Voice of America
06 Jun 2020, 19:05 GMT+10
ATHENS, GREECE - Greece is preparing to reopen to international tourism in the coming days, a move expected to bring in as many as 10 million travelers from several countries. The re-start is vital for the weak Greek economy that relies heavily on tourism. However, health officials fear tourism could fan a flare-up in COVID-19 and have grave repercussions for Greece, after a decade of financial recession.
Health concerns have surged after a flight from Doha this week brought in 19 cases of the coronavirus.
The number may seem small but, matched up against the near-zero infections that Greece has been showing for weeks now, infectious disease experts such as Haralambos Gogos are worried.
We are on alert, he says, monitoring the situation and holding one meeting after another to best tackle this matter without having to shut down flights and tourism before they actually kick off.
Health concerns have also arisen from a recent report by Greece's National Public Health Organization showing a startling 36% rise in imported COVID-19 cases in the last 10 days.
That's almost twice as many as the country recorded in total from the start of the pandemic here five months ago.
However alarming, officials in Athens say, Greece's tourism re-launch will proceed as planned on June 15, when the first wave of travelers is due to fly in from 29 countries.
Those countries are currently showing low rates of COVID-19 infection.
Beginning July 1, though, Athens hopes to include several more countries, opening its doors to between 6 million and 10 million foreign travelers.
Emmanouil Dermitzakis, a professor of genetics at the medical school at the University of Geneva , says that means thousands of COVID-19 cases hitting Greece.

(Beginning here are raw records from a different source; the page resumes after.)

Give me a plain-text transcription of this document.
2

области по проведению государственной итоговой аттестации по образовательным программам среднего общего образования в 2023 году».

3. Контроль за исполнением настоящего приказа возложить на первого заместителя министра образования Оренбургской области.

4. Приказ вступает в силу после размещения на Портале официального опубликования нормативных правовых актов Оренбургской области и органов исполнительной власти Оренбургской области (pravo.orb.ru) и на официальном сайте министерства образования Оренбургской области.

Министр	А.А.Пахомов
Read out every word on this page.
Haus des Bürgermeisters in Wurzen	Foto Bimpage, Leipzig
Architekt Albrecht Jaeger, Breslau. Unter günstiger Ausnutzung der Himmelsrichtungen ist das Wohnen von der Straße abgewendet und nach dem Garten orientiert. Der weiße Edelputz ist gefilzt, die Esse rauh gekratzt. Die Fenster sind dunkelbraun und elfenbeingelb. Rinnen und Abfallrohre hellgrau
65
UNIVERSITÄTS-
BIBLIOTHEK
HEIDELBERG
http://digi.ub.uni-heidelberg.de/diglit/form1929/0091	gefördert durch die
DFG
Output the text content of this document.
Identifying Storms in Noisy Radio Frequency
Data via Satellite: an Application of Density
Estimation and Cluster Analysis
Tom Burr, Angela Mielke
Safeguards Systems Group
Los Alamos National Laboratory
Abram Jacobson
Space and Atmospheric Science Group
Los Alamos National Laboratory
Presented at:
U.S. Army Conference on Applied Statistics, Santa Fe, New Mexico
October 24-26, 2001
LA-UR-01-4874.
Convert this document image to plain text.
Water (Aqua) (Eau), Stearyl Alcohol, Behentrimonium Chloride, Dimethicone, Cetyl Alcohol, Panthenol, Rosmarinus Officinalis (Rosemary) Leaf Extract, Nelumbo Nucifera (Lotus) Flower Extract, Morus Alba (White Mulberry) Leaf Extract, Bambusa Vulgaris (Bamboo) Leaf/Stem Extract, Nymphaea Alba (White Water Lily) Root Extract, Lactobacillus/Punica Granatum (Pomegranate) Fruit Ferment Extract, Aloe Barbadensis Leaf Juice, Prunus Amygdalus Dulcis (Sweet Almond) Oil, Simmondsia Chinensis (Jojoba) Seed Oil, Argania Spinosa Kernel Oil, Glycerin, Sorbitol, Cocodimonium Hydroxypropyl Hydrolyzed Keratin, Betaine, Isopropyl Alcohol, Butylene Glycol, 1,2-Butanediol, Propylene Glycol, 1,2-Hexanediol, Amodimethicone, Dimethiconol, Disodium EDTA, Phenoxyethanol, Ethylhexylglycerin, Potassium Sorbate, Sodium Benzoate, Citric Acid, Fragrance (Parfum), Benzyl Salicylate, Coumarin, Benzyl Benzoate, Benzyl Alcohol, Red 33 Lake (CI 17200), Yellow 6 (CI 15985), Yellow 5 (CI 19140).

A rough estimate, he says, shows that about 10% of those incoming travelers will be carriers, and of them, as many as 700 will show symptoms and require treatment.
For a nation counting less than 3,000 infections and 180 deaths from the pandemic, the predicted figures look daunting.
Dermitzakis says Greece's random testing capabilities have significantly increased in recent months.
The situation, he says, is manageable. But the spread of the virus during the summer will ultimately come down to how Greeks themselves comply with social distancing rules -- or not.
Since lockdown measures eased here in May, thousands of Greeks have taken to public places, defying social distancing rules in ways that have experts like Demitzakis concerned.
It's understandable that after months of lockdown, Greeks are out and about, but this does not justify and warrant the defiance we are currently seeing, he says.
Ultimately, DermitzakIs says, Greek will have to make a stark choice between altering those behaviors to suit the demands of this different summer or suffer unemployment and a financial crisis if the pandemic roils out of control, forcing Greece to shut down again.